Romans 6:1-11 makes it clear that the grace of God which forgives our sins is not freedom to simply be selfish and self-destructive, or to continue harming others. The Christian life is described in terms of being united with Christ, who died to break the chains of sin upon us and rose to fill us with a new power, sending our lives in a new direction.
I think a part of why we still, despite Paul’s words to the contrary, think of grace as license to do whatever we want to ourselves and others is because we think of grace as simply forgiveness from sin and a get-out-of-hell-free card. But grace is actually the love of God present as an active, liberating, life-giving force in your life. When you experience grace it ought to begin a process, which if you participate with, transforms your life.
I love the way this is put in the statement of faith of the United Church of Christ, the denomination within which I am a minister. They describe grace in a very active way: “You promise to all who trust you forgiveness of sins and fullness of grace, courage in the struggle for justice and peace, your presence in trial and rejoicing, and eternal life in your realm which has no end.”. As United Church of Christ minister Reinhold Niebuhr once prayed, God not only gives us “serenity” to accept what we cannot change (such as the past, which God forgives) but also “courage to change” those things we can change, and “wisdom to know” the difference between the two.

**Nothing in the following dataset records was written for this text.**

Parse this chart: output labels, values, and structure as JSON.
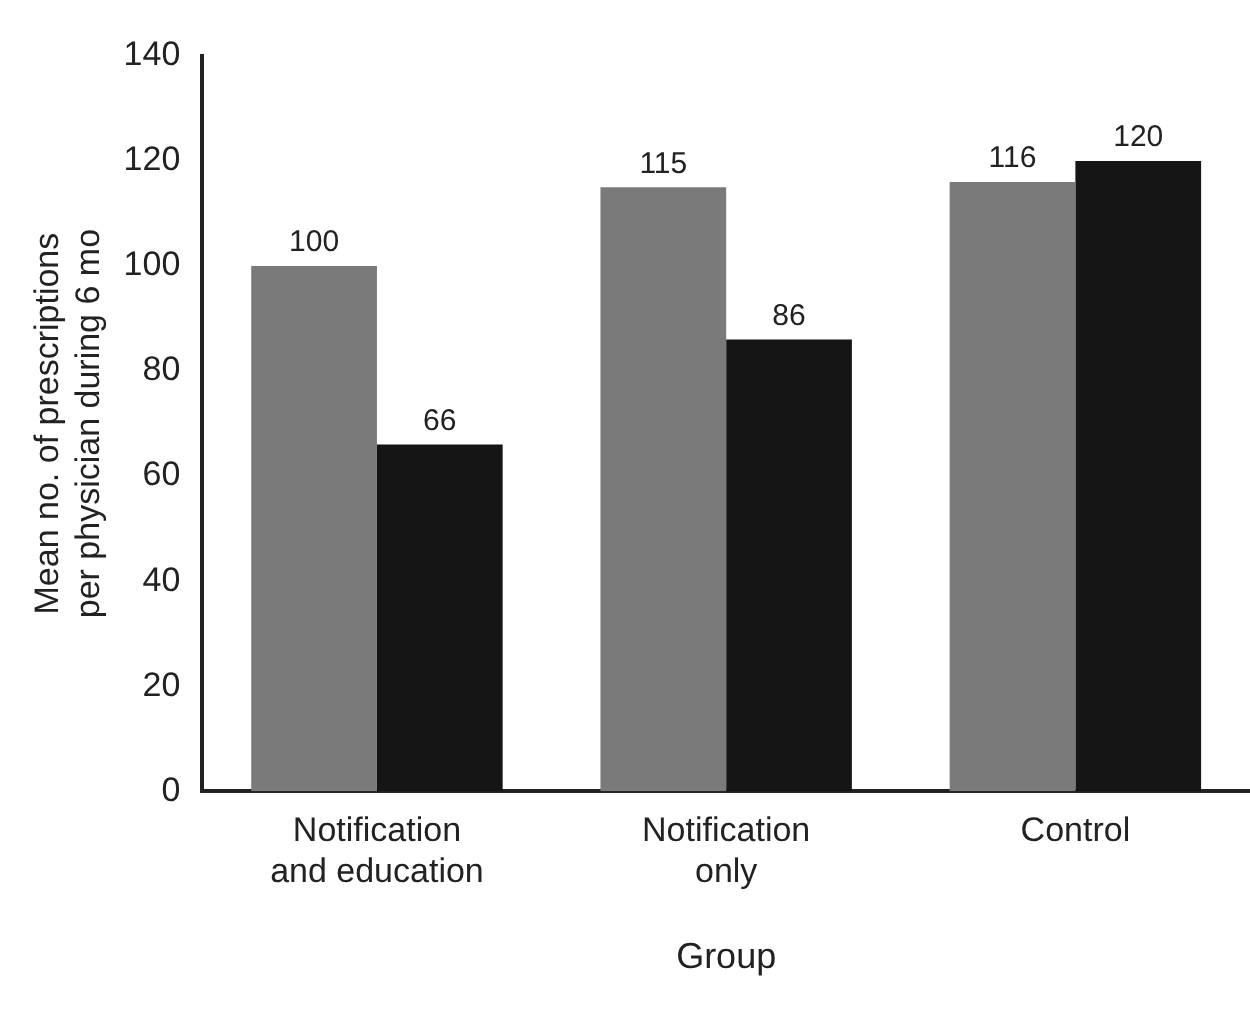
{
  "chart_data": {
    "type": "bar",
    "xlabel": "Group",
    "ylabel": "Mean no. of prescriptions\nper physician during 6 mo",
    "categories": [
      "Notification\nand education",
      "Notification\nonly",
      "Control"
    ],
    "series": [
      {
        "color": "#7a7a7a",
        "values": [
          100,
          115,
          116
        ]
      },
      {
        "color": "#151515",
        "values": [
          66,
          86,
          120
        ]
      }
    ],
    "ylim": [
      0,
      140
    ],
    "yticks": [
      0,
      20,
      40,
      60,
      80,
      100,
      120,
      140
    ],
    "grid": false,
    "legend": false,
    "data_labels": true
  }
}
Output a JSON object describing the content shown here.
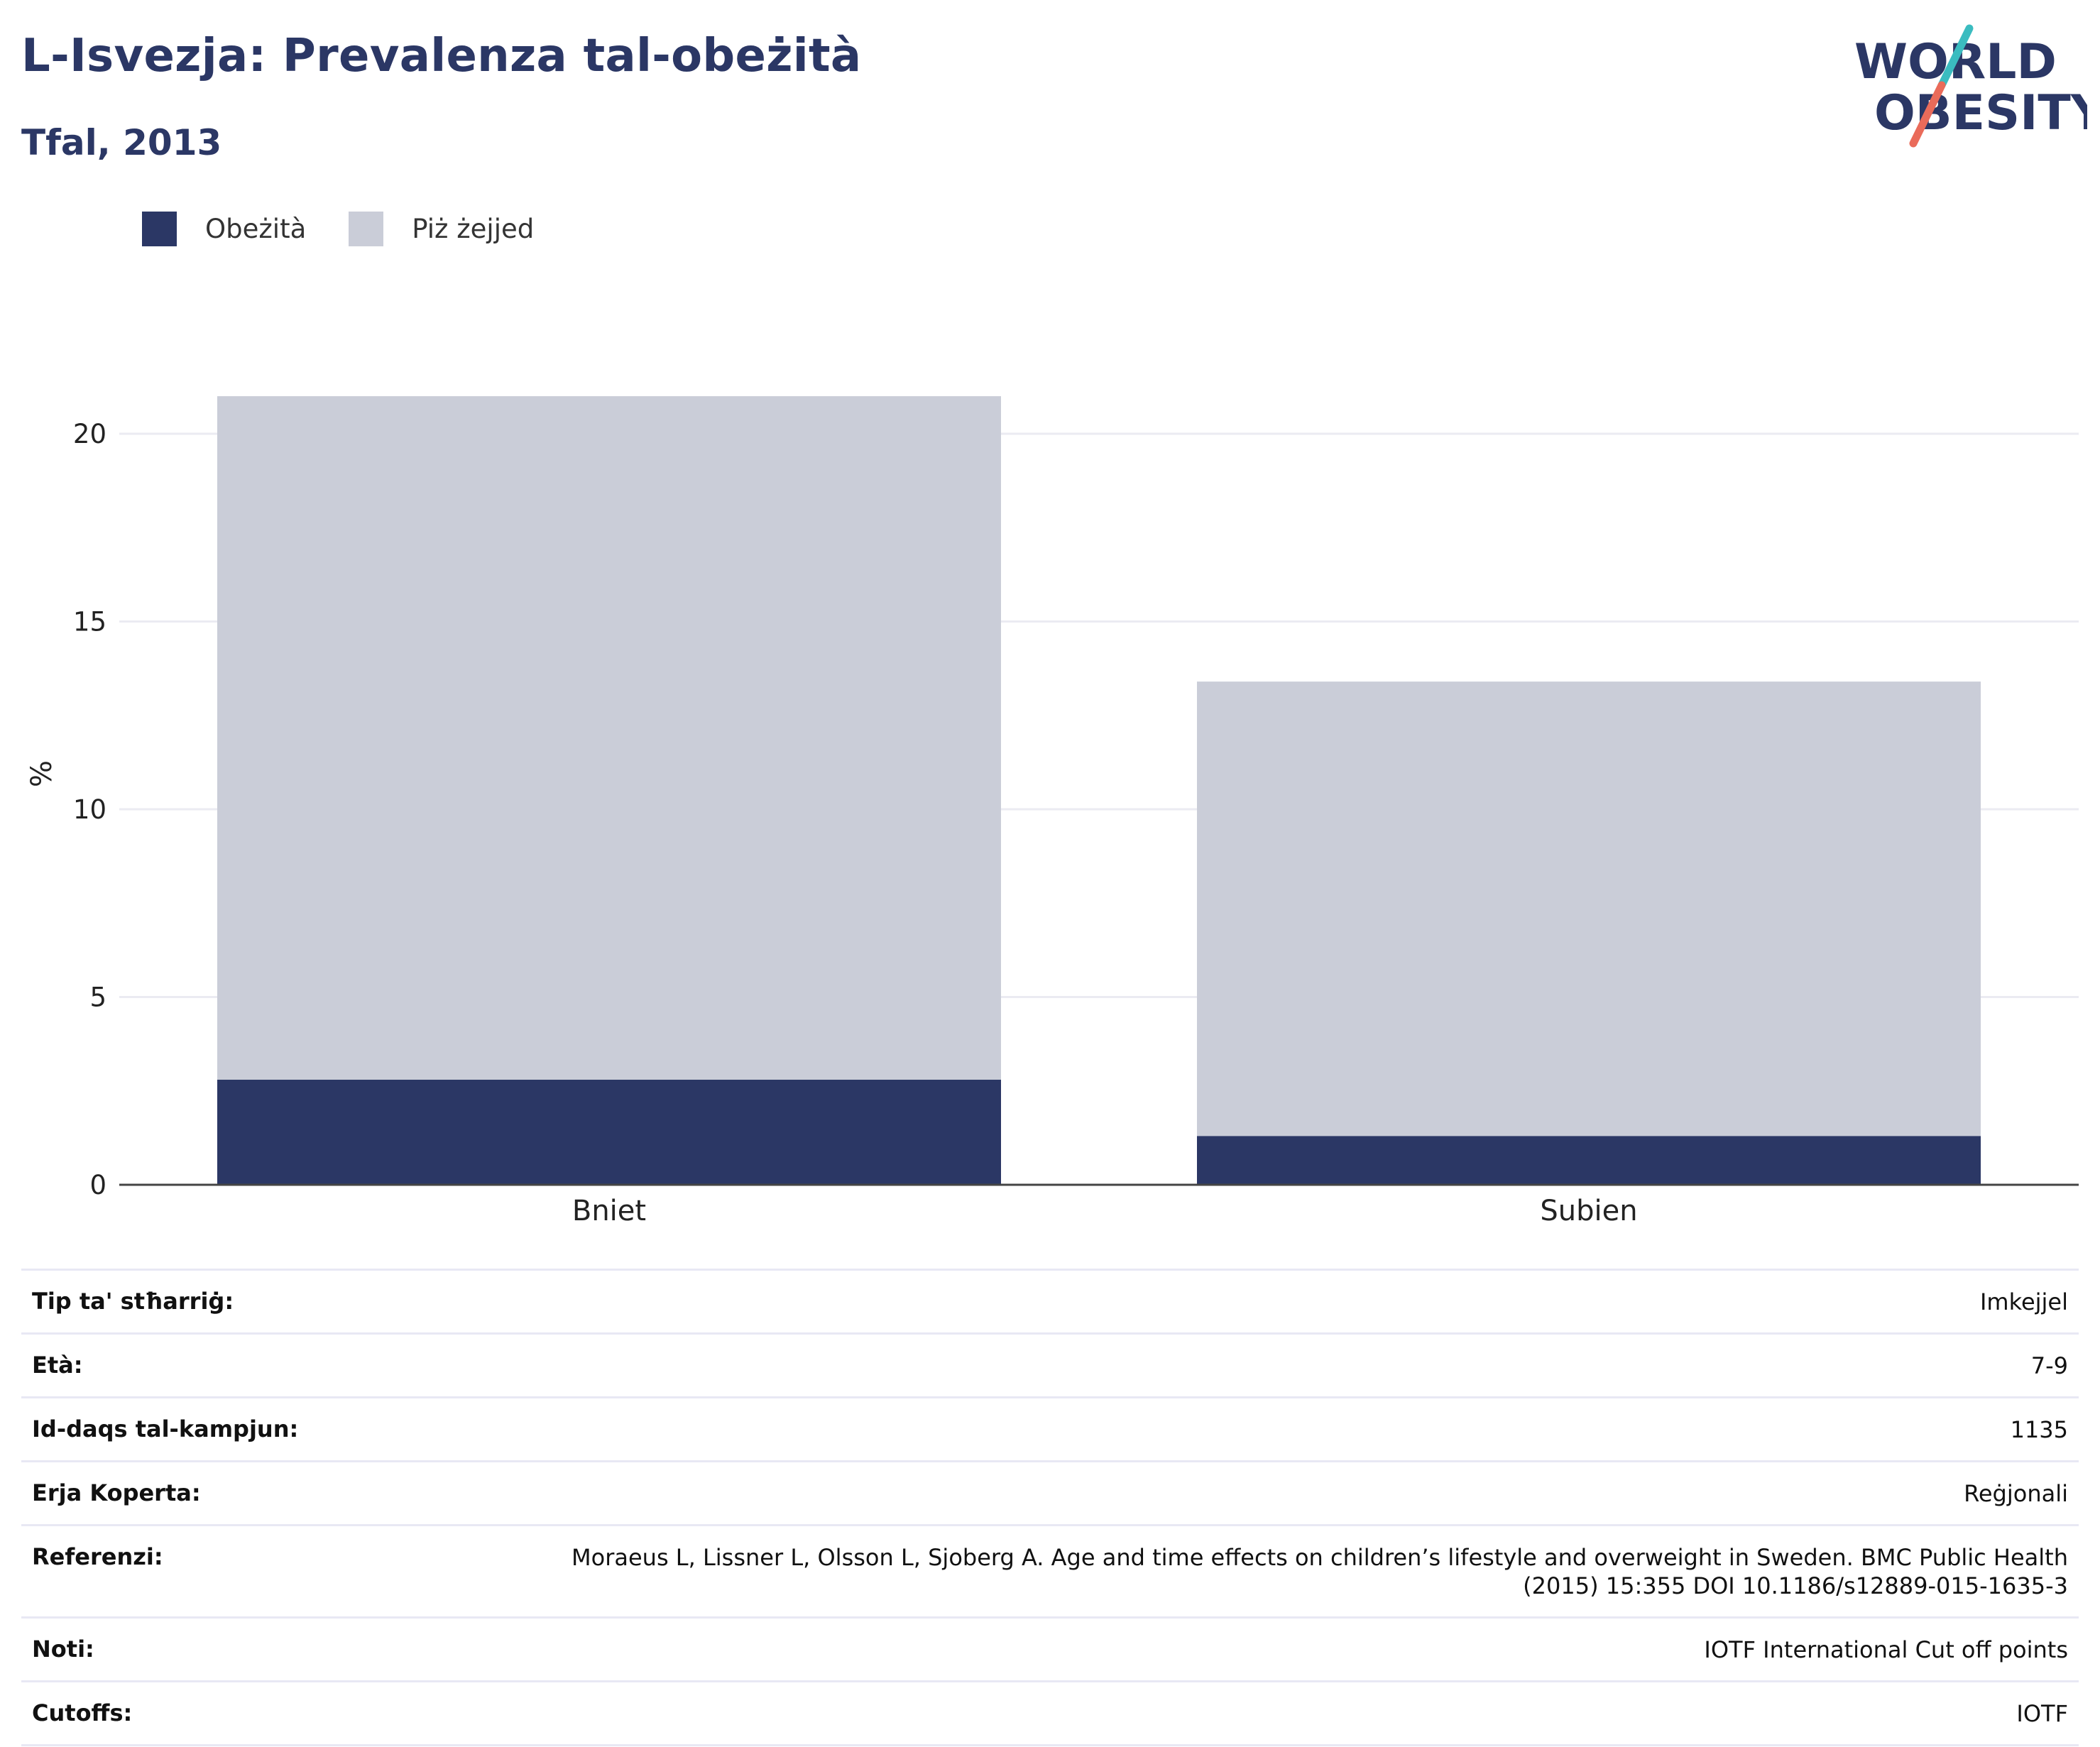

I pray all of us come to experience not just the grace of forgiveness which Jesus freely offers, but also the active working of grace in our lives which gives us serenity to accept, the courage to struggle for justice and peace, power through trial to stand, and enduring hope in each moment. That active grace is one that as it becomes alive in your life will lead you not to think “how can I get away with this selfish desire?” but instead “how can I live with courage for others and for the world?”